The urinary bladder was not palpable either Bedside urine dipsti

The urinary bladder was not palpable either. Bedside urine dipstick showed protein 4+, blood

2+. Laboratory results were as follows: Hb 9.8mg/dl, MCV 65 fl, WBC 6.7 × 109/l, Platelet 217 × 109/l, Serum chemistry: sodium (Na+) 128mmol/l, potassium (K+) 4.2mmol/l, urea 15mmol/l, creatinine 430µmol/l, albumin 36g/l, total protein 73g/l. STI571 datasheet Urine culture isolated E. coli. Chest X-ray (CXR) showed cardiomegaly with pulmonary oedema and bilateral pleural effusion. Ultrasonography scan (USS): showed bilaterally dilated calyces with bilateral hydroureters. The bladder wall was diffusely thickened. Diagnoses of acute kidney injury (AKI) secondary to schistosomal related obstructive uropathy with urinary tract infection, and congestive cardiac failure (CCF) secondary to

severe hypertension were made. Patient was appropriately treated with frusemide, amlodipine, praziquantel and antibiotics. Indwelling urethral catheter was passed to monitor the urine output and to relieve possible bladder neck obstruction from the schistosomiasis. Urine output in excess of 2mls/kg/hr was recorded in the subsequent 24 hours. Following the above treatment, the kidney function test normalised with serum creatinine falling to 58 µmol/l. On find more discharge, she was already micturiting freely without urethral catheter in-situ. Patient was discharged to be followed up on outpatient basis and to do combined micturiting cystourethrogram (MCUG) and intravenous urogram (IVU). The radiological

evaluations of the urinary tract could not be done for technical and logistic reasons and patient presented 3 months later with generalised bodily swelling and decreased urine output. She was re-admitted. On second re-admission, BP and other cardiovascular findings were normal. Abdominal examination revealed no organomegaly and no palpable bladder.

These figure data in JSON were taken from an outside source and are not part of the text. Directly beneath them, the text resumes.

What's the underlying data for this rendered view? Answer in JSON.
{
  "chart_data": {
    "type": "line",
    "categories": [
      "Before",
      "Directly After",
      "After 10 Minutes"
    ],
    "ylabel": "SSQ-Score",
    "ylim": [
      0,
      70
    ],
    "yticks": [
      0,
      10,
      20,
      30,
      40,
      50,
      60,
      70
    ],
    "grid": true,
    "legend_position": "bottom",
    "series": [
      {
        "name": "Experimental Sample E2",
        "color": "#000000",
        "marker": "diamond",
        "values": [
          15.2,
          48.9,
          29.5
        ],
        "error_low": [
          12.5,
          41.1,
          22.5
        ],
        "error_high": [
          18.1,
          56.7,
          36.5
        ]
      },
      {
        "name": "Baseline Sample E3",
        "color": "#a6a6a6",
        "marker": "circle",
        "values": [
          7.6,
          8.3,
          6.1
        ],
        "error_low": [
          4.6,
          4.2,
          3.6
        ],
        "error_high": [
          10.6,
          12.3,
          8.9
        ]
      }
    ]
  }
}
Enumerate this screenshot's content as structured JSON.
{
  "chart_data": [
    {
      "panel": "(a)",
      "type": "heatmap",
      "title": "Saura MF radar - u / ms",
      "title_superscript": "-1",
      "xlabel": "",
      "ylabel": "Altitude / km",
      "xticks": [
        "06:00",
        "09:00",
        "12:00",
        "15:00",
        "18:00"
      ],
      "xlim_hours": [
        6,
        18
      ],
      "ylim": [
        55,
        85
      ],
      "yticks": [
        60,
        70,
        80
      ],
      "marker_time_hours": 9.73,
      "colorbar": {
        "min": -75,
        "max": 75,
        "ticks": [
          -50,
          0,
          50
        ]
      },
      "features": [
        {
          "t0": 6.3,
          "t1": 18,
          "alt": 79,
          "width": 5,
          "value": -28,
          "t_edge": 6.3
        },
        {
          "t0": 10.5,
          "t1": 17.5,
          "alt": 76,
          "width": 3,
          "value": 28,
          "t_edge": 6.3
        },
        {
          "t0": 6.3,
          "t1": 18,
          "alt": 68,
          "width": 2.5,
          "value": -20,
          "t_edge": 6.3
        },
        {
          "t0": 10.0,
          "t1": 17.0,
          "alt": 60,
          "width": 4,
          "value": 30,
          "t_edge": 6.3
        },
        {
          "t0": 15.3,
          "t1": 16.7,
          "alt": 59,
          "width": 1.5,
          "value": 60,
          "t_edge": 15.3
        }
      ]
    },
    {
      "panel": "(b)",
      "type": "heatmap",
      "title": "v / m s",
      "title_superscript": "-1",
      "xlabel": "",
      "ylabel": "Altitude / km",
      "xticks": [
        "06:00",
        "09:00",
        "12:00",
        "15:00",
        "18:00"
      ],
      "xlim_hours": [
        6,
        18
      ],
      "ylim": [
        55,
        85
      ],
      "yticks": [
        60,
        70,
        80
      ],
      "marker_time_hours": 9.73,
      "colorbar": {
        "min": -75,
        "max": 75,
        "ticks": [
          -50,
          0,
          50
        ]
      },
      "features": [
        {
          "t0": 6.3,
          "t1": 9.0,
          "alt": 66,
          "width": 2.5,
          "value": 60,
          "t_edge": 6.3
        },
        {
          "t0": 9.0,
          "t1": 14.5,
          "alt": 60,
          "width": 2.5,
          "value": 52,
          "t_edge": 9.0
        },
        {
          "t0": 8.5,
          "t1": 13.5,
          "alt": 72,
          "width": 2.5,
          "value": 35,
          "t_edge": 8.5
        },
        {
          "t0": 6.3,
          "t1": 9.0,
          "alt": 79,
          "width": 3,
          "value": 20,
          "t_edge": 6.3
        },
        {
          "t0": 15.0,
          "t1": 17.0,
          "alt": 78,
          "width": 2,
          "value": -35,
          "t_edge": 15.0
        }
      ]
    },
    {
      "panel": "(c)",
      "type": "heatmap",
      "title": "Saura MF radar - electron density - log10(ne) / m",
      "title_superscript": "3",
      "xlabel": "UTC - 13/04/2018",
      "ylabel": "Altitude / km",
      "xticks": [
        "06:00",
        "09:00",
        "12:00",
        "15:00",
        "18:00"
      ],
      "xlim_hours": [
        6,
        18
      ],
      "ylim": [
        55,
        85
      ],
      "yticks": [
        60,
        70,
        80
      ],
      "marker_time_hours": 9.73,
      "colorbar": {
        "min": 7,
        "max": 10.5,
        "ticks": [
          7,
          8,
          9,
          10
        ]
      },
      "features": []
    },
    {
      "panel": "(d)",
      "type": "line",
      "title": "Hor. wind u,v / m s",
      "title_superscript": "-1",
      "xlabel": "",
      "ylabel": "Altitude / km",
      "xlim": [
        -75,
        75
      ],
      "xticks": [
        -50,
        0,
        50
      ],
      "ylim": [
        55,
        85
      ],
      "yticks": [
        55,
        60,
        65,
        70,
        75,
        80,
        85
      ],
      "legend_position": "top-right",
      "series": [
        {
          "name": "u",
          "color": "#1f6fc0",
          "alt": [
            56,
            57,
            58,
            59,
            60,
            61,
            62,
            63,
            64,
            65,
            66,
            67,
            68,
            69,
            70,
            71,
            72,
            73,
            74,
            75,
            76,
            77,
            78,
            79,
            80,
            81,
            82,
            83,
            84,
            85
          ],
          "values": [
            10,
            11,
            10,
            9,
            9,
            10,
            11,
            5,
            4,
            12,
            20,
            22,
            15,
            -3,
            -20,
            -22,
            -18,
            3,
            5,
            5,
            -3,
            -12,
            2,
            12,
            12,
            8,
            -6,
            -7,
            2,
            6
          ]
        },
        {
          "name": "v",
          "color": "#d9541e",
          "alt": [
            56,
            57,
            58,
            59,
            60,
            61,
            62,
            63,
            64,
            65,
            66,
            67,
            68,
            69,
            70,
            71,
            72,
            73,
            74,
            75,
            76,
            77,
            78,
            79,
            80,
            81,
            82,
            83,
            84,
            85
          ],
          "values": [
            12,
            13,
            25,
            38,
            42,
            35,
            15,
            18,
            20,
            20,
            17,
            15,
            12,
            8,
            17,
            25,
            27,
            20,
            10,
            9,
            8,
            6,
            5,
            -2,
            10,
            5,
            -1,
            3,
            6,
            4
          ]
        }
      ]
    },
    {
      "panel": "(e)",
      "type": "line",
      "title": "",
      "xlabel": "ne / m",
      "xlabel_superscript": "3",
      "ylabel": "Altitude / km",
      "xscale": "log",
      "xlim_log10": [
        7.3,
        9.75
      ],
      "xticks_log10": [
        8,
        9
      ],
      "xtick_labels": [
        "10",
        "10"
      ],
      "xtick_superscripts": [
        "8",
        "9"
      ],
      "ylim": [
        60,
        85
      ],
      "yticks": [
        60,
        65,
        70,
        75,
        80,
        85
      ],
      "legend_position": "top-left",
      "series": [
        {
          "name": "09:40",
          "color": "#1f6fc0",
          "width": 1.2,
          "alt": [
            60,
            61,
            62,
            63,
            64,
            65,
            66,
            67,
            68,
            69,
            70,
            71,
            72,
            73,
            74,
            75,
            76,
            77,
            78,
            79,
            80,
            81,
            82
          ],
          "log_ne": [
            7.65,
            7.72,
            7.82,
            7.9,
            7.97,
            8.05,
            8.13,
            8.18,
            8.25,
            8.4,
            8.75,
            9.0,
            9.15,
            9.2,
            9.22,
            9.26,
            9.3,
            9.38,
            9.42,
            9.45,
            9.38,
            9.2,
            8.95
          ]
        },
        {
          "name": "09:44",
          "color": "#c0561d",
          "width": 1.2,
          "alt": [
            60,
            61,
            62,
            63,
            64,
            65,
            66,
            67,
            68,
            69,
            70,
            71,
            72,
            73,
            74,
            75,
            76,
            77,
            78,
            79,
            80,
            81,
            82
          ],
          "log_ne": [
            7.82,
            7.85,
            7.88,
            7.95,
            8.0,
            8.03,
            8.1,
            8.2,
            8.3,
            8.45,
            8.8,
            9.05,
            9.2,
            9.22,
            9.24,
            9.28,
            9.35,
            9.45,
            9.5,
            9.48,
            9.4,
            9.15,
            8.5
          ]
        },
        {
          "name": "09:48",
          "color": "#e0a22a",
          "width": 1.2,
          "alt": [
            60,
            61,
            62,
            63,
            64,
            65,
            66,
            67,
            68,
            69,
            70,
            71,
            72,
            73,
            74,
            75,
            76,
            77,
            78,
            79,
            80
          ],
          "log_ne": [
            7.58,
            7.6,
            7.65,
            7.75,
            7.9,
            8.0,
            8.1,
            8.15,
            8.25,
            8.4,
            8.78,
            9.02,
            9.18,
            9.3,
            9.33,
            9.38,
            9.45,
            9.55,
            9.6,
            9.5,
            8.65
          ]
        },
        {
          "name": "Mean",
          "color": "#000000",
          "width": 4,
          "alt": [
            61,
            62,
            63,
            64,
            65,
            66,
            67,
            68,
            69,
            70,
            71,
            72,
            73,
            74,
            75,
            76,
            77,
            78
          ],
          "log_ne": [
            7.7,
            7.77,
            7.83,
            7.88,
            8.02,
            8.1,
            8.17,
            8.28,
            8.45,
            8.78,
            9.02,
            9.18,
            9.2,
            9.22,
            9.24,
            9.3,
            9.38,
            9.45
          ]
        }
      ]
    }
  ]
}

Urine output was, however, low (0.1ml/kg/hr) over the first 12 hours of re-admission. Serum chemistry results were Na+ 121mmol/l, K+ 4.2mmol/l, urea 63mmmol/l, creatinine 732µmol/l, calcium 1.3mmol/l, phosphate 3.6mmol/l Urethral catheter was re-introduced and high dose frusemide infusion (0.5mg/kg/hr) instituted. Her urine output improved only marginally to 0.4ml/kg/hr in the subsequent days whilst serum creatinine fluctuated between 1500 and 500 µmol/l. IVU to assess the patency of the distal ureters could not be done on account of the unresolved abnormal renal function. Cystoscopic examination could also not be done. Six weeks into admission, surgical exploration of the urinary tract was embarked upon after an attempted insertion of nephrostomy tube led to kidney haemorrhage. Intra-operative findings were as follows: The distal ends of both ureters were much thickened with calcification. Both ureteric orifices were severely stenosed and could not be visualised. Bladder was uniformly thickened with sandy patches. Bilateral ureteroneocystostomy was done with placement of stent.